Based on archaeological findings, the Kingdom of Sahulau was estimated to have been established in the 16th century. It was also believed that the founder of Sahulau was La Ode Muna. He was the younger brother of Sultan Murhum, the first sultan of the Sultanate of Buton, who ruled in the 16th century. Historical records state that La Ode Muna was exiled from Buton as punishment for committing Sexual intercourse with his own mother.

== Government and territory ==
Sahulau was led by a king. The title bestowed upon the King of Sahulau was "Hena Mese Ina Nusa Nusa Rata Sahulau Samasuru Amalatu Kabasaran". The authority of the Kingdom of Sahulau covered the bay area in the southern part of Seram Island. The kingdom's central territory was located in Sahulau, which is now situated on the border between Central Maluku Regency and the eastern part of West Seram Regency.

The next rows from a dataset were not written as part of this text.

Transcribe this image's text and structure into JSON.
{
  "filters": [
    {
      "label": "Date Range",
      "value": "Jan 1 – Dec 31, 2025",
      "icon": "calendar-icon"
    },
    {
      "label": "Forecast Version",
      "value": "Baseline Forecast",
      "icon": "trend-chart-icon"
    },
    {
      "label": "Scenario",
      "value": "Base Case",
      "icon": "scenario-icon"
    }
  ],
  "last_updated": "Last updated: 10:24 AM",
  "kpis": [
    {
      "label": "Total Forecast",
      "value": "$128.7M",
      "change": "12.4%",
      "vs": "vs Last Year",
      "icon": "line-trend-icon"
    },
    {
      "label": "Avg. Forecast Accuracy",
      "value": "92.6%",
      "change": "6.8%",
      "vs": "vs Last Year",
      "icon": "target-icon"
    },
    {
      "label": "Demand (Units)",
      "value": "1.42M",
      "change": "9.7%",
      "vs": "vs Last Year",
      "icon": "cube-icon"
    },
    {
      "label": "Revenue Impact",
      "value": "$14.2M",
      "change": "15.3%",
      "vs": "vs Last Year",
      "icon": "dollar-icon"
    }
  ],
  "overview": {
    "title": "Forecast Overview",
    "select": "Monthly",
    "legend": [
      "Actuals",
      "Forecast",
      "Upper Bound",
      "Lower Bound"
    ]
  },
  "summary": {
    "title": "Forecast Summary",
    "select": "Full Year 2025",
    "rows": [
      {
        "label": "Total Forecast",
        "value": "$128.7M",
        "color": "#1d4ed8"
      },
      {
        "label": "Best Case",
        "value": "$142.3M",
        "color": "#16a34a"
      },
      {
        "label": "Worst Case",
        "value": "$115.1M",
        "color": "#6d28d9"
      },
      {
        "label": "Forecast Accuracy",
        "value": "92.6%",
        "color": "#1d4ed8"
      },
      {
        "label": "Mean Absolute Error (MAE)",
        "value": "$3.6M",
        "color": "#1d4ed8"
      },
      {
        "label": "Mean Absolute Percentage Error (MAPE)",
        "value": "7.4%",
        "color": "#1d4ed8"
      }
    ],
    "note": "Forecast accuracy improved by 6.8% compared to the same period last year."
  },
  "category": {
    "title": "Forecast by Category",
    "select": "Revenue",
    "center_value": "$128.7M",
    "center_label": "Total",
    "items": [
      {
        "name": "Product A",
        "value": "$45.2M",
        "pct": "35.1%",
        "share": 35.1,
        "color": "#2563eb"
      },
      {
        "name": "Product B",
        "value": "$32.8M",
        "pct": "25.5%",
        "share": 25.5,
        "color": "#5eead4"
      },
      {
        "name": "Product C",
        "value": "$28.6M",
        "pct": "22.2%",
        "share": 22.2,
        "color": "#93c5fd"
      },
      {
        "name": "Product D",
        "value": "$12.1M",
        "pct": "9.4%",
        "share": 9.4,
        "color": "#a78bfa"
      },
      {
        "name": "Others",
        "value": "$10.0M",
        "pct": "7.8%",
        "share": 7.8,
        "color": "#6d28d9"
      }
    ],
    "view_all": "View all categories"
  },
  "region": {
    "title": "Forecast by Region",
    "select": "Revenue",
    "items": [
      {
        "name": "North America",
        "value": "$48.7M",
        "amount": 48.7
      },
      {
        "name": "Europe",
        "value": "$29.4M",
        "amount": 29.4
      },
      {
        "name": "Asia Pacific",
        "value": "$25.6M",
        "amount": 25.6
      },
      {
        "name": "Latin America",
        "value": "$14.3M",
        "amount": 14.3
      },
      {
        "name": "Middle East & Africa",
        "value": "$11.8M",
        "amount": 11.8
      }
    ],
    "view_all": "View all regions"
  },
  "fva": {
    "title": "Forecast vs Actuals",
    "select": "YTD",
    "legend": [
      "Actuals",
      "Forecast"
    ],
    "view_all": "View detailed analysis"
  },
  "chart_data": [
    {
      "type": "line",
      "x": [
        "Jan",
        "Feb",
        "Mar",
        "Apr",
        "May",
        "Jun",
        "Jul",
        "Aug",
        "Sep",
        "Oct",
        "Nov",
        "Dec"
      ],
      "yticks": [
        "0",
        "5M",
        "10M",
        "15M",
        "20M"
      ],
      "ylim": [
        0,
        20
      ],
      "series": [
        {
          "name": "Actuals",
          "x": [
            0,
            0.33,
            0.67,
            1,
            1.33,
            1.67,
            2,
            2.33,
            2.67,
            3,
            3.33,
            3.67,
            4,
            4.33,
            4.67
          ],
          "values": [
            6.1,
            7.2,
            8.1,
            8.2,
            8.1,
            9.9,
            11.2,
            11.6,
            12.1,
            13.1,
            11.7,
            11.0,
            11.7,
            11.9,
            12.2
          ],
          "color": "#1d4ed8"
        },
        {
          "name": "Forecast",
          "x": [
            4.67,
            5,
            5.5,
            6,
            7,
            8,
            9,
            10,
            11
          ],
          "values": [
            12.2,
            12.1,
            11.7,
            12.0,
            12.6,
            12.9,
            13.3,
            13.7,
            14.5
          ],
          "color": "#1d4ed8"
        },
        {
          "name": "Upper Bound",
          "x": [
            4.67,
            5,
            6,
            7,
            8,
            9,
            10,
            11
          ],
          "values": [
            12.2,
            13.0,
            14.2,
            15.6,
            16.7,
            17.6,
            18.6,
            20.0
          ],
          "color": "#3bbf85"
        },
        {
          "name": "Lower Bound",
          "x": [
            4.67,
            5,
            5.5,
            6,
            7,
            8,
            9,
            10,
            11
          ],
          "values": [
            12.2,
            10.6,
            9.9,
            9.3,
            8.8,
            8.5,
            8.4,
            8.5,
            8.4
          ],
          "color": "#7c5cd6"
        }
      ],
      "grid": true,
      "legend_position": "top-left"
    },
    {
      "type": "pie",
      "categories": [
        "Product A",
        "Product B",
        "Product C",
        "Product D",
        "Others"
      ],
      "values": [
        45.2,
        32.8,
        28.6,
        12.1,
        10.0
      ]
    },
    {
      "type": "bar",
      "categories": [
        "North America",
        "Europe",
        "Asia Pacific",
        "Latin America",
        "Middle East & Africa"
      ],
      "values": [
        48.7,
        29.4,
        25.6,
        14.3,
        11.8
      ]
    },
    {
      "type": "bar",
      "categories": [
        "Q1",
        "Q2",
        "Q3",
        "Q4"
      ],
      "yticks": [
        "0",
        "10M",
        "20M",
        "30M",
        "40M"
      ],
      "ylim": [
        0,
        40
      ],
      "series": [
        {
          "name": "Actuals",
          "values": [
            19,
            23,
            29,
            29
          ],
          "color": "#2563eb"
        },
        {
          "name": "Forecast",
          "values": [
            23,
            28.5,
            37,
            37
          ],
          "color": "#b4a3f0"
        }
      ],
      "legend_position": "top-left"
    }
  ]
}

== Population and political relations ==
The population of the Kingdom of Sahulau consisted of the Wemale as the indigenous inhabitants and the Butonese as migrants. Sahulau established trade agreements and friendly relations with foreign nations, especially the Dutch. In addition, the Kingdom of Sahulau engaged in ceramic trade with merchants from China as well as traders from the Bugis and Makassar in what is now South Sulawesi. The ceramic trade in the territory of the Kingdom of Sahulau is estimated to have taken place from the 6th to the 17th century.

== Decline ==
Based on archaeological findings, the decline of Sahulau is estimated to have occurred in the 19th century. The Kingdom of Sahulau came to an end after its territory was conquered by Ternate. After its fall, the ruler over the former territory of the Kingdom of Sahulau was appointed by the Sultan of Ternate. The highest-ranking authority was a royal representative known as a kolano.